La confianza en la consulta tiene límites y una podóloga los habría cruzado
La confianza en una consulta podológica no debería incluir que te froten el pie contra el pecho. Según relata un paciente con una dolencia temporal en el pie derecho, eso es exactamente lo que habría hecho la profesional a la que acudió. El gesto, narrado en primera persona, no respondía a ninguna maniobra clínica explicada.
El episodio ha desatado un cruce de acusaciones: entre quienes lo toman como un hecho real y quienes lo descartan como una invención sin sustancia. Los escépticos no aportan pruebas, pero insisten en que la historia carece de enjundia. Los que la creen apuntan a algo más incómodo: gestos similares se repiten en otros oficios con contacto físico, como dentistas y peluqueras, para fidelizar clientela. La conclusión implícita es que la necesidad de mantener clientes justifica el exceso.
El autor del relato responde a las dudas con una pregunta directa: qué gana inventándose una historia así. Nadie da una respuesta. El asunto queda en un terreno incómodo entre la anécdota grotesca y la normalización del contacto físico no solicitado en profesiones sanitarias y de estética.

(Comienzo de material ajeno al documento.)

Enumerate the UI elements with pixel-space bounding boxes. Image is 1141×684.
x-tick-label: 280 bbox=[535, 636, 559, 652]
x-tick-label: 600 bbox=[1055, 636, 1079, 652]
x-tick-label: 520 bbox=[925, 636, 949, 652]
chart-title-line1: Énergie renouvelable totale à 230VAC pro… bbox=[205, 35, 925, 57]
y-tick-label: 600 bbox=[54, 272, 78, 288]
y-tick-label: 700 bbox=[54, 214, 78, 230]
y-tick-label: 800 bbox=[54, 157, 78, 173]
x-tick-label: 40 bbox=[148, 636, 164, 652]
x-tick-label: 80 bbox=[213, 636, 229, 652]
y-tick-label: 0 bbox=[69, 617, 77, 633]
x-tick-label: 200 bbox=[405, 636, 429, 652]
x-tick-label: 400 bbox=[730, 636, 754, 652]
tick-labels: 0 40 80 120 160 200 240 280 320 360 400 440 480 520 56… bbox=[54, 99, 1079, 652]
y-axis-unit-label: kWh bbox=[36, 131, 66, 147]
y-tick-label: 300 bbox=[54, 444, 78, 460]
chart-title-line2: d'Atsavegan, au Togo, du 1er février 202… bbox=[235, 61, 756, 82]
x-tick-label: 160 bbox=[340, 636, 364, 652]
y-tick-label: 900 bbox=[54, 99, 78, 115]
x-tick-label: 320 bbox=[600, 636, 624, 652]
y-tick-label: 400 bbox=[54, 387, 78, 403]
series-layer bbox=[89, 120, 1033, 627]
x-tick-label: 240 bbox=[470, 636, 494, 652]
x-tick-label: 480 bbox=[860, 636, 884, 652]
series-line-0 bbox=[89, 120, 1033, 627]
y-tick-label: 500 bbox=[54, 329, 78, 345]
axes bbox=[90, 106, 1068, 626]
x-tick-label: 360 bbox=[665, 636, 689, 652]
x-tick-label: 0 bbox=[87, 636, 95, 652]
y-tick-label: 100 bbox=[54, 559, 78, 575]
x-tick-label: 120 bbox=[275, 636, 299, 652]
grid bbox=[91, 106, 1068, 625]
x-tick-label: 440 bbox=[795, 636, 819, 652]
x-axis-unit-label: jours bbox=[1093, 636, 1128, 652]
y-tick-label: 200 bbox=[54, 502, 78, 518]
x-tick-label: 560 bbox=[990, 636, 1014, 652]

Si lo ocurrido es cierto, el problema no es el gesto aislado, sino el contexto que lo hace verosímil. La presión por fidelizar en un sector con tarifas ajustadas difumina la frontera profesional. Probablemente la anécdota se diluya sin testigos ni denuncia. Pero la duda razonable ya ha quedado encima de la mesa: cuando la atención al cliente se confunde con la confianza física, alguien acaba pagando el precio. No siempre el cliente.